Otherwise, closing the door on marriage is not a sacrifice for the kingdom.
He
grew. He matured in community and walked in wisdom and integrity. Then came the
bombshell news that he was HIV-positive, a dreadful damper on the fact that he
had walked in sexual sobriety for 4 years. AIDS was a death sentence in those
days. And an ugly unravelling at that. No one survived.
We
surrounded Jonathan in ongoing prayerful support; we witnessed the Holy Spirit
giving him deep revelation of how to choose life amid a deadening prognosis. We
experienced the upward rising of Jesus in Jonathan. And he began to minister to
others who were HIV-positive. This was right at the beginning of the epidemic—LA
was hit hard. Most AIDS services were ‘new age-y,’ all crystals and no Christ;
God did a new Kingdom thing through Jonathan and his growing team.
Jono
became the face of Jesus for many dying men. Our church became their last
family on earth before they went to be with the Lord. Some were sustained
longer than others but they all died. Jono invited them into Jesus’ life through
humble mundane service. It took hard work for him and team to not come under
the spirit of death. Jonathan fought for life—his own, and theirs. He helped
prepare good men for heaven. The heavenly vision he received years earlier on
the brink of his own death became a guiding light.

Hunter
transcended mere friendship with Annette and me and became family, closer than
a brother. He spent his days seeking Jesus in prayer, serving the dying with
new life, and ensuring that he was known and well-tended to by friends like us.

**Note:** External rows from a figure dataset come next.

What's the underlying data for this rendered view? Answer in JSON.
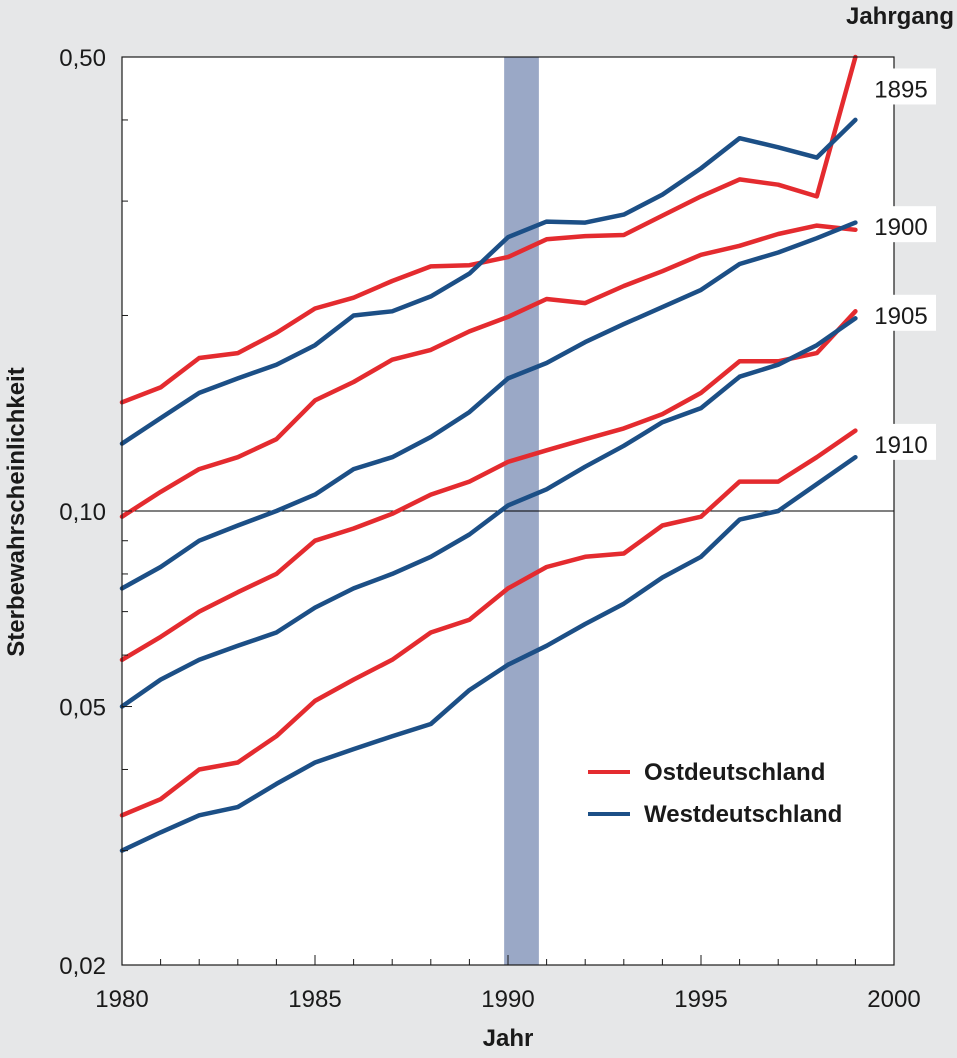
{
  "chart_data": {
    "type": "line",
    "xlabel": "Jahr",
    "ylabel": "Sterbewahrscheinlichkeit",
    "x_ticks": [
      "1980",
      "1985",
      "1990",
      "1995",
      "2000"
    ],
    "y_ticks": [
      {
        "value": 0.5,
        "label": "0,50"
      },
      {
        "value": 0.1,
        "label": "0,10"
      },
      {
        "value": 0.05,
        "label": "0,05"
      },
      {
        "value": 0.02,
        "label": "0,02"
      }
    ],
    "y_minor_ticks": [
      0.03,
      0.04,
      0.06,
      0.07,
      0.08,
      0.09,
      0.2,
      0.3,
      0.4
    ],
    "y_scale": "log",
    "xlim": [
      1980,
      2000
    ],
    "ylim": [
      0.02,
      0.5
    ],
    "reference_line": 0.1,
    "highlight_band": [
      1989.9,
      1990.8
    ],
    "cohort_header": "Jahrgang",
    "cohorts": [
      "1895",
      "1900",
      "1905",
      "1910"
    ],
    "colors": {
      "ost": "#e42b2f",
      "west": "#1c4f86",
      "band": "#9aa8c6",
      "background": "#e6e7e8",
      "plot": "#ffffff"
    },
    "legend": [
      {
        "label": "Ostdeutschland",
        "color": "#e42b2f"
      },
      {
        "label": "Westdeutschland",
        "color": "#1c4f86"
      }
    ],
    "x": [
      1980,
      1981,
      1982,
      1983,
      1984,
      1985,
      1986,
      1987,
      1988,
      1989,
      1990,
      1991,
      1992,
      1993,
      1994,
      1995,
      1996,
      1997,
      1998,
      1999
    ],
    "series": [
      {
        "region": "ost",
        "cohort": "1895",
        "values": [
          0.147,
          0.155,
          0.172,
          0.175,
          0.188,
          0.205,
          0.213,
          0.226,
          0.238,
          0.239,
          0.246,
          0.262,
          0.265,
          0.266,
          0.285,
          0.305,
          0.324,
          0.318,
          0.305,
          0.5
        ]
      },
      {
        "region": "west",
        "cohort": "1895",
        "values": [
          0.127,
          0.139,
          0.152,
          0.16,
          0.168,
          0.18,
          0.2,
          0.203,
          0.214,
          0.232,
          0.264,
          0.279,
          0.278,
          0.286,
          0.307,
          0.337,
          0.375,
          0.363,
          0.35,
          0.4
        ]
      },
      {
        "region": "ost",
        "cohort": "1900",
        "values": [
          0.098,
          0.107,
          0.116,
          0.121,
          0.129,
          0.148,
          0.158,
          0.171,
          0.177,
          0.189,
          0.199,
          0.212,
          0.209,
          0.222,
          0.234,
          0.248,
          0.256,
          0.267,
          0.275,
          0.271
        ]
      },
      {
        "region": "west",
        "cohort": "1900",
        "values": [
          0.076,
          0.082,
          0.09,
          0.095,
          0.1,
          0.106,
          0.116,
          0.121,
          0.13,
          0.142,
          0.16,
          0.169,
          0.182,
          0.194,
          0.206,
          0.219,
          0.24,
          0.25,
          0.263,
          0.278
        ]
      },
      {
        "region": "ost",
        "cohort": "1905",
        "values": [
          0.059,
          0.064,
          0.07,
          0.075,
          0.08,
          0.09,
          0.094,
          0.099,
          0.106,
          0.111,
          0.119,
          0.124,
          0.129,
          0.134,
          0.141,
          0.152,
          0.17,
          0.17,
          0.175,
          0.203
        ]
      },
      {
        "region": "west",
        "cohort": "1905",
        "values": [
          0.05,
          0.055,
          0.059,
          0.062,
          0.065,
          0.071,
          0.076,
          0.08,
          0.085,
          0.092,
          0.102,
          0.108,
          0.117,
          0.126,
          0.137,
          0.144,
          0.161,
          0.168,
          0.18,
          0.198
        ]
      },
      {
        "region": "ost",
        "cohort": "1910",
        "values": [
          0.034,
          0.036,
          0.04,
          0.041,
          0.045,
          0.051,
          0.055,
          0.059,
          0.065,
          0.068,
          0.076,
          0.082,
          0.085,
          0.086,
          0.095,
          0.098,
          0.111,
          0.111,
          0.121,
          0.133
        ]
      },
      {
        "region": "west",
        "cohort": "1910",
        "values": [
          0.03,
          0.032,
          0.034,
          0.035,
          0.038,
          0.041,
          0.043,
          0.045,
          0.047,
          0.053,
          0.058,
          0.062,
          0.067,
          0.072,
          0.079,
          0.085,
          0.097,
          0.1,
          0.11,
          0.121
        ]
      }
    ]
  }
}
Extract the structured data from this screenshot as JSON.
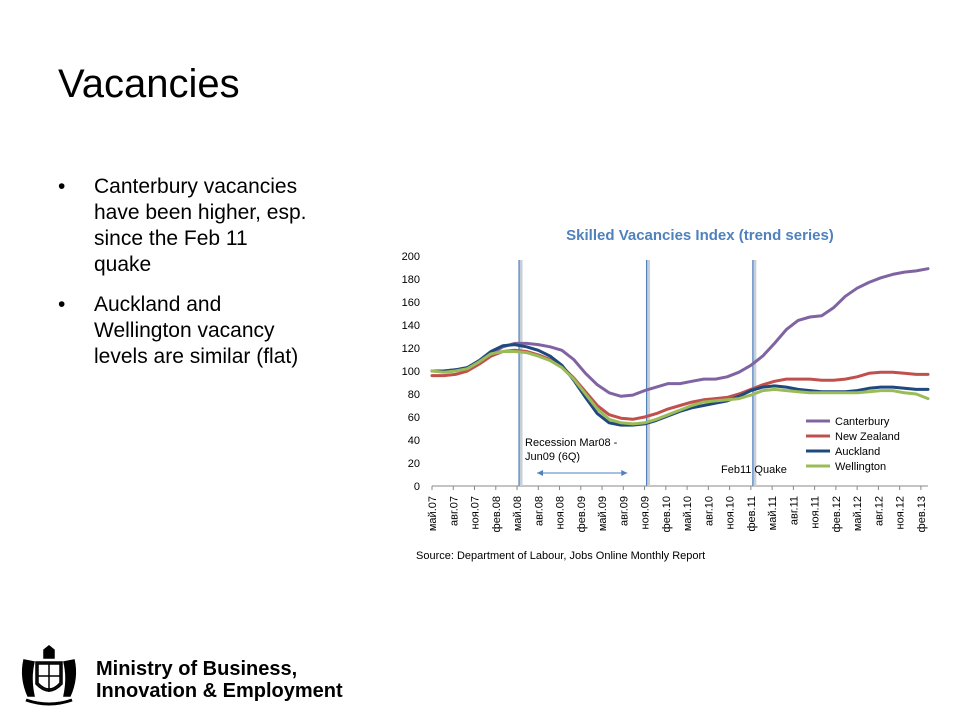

He felt increasingly like God was setting him apart for serving others. Jonathan
needed and wanted to be available for them, however, whenever. One night in
1997, Hunter experienced the convergence of his desire and Jesus’ for celibacy;
he felt it in his bones, like a spiritual consummation. Soon after, we as a
ministry surrounded him and confirmed his celibate call.
Jonathan
had a long honeymoon of no sexual temptation. That passed, and he had to
integrate his longings for love and touch into real community. I learned much
through friendship with him as to the power of healthy disclosure and prayer
cover.
He
became a beacon of hope in all the faith communities he touched. Not only did he
challenge the ‘spirit of death’ that naturally hangs over those with chronic
diagnoses (not just HIV), he ensured that Christians were discipled in how to
live chaste, upright, and Spirit-empowered lives. Honestly, Hunter has the best
record of any man I know in preparing younger men for their wives-to-be. Every roommate launches from his pad into a
wedding.
Hunter
embodies THE miracle, the Man Jesus who liberates every seeking heart with the
Spirit of Life. Jonathan gets Jesus’ victory over death. He fights for others
to get that too. He brings the Real Presence because he savors and is steeped
in it. Through Hunter, I ‘get’ the truth of real celibacy—not a dodge or cover
for affective immaturity. I am glad he is set apart for the Kingdom in an
extraordinary way. I need him. We need him!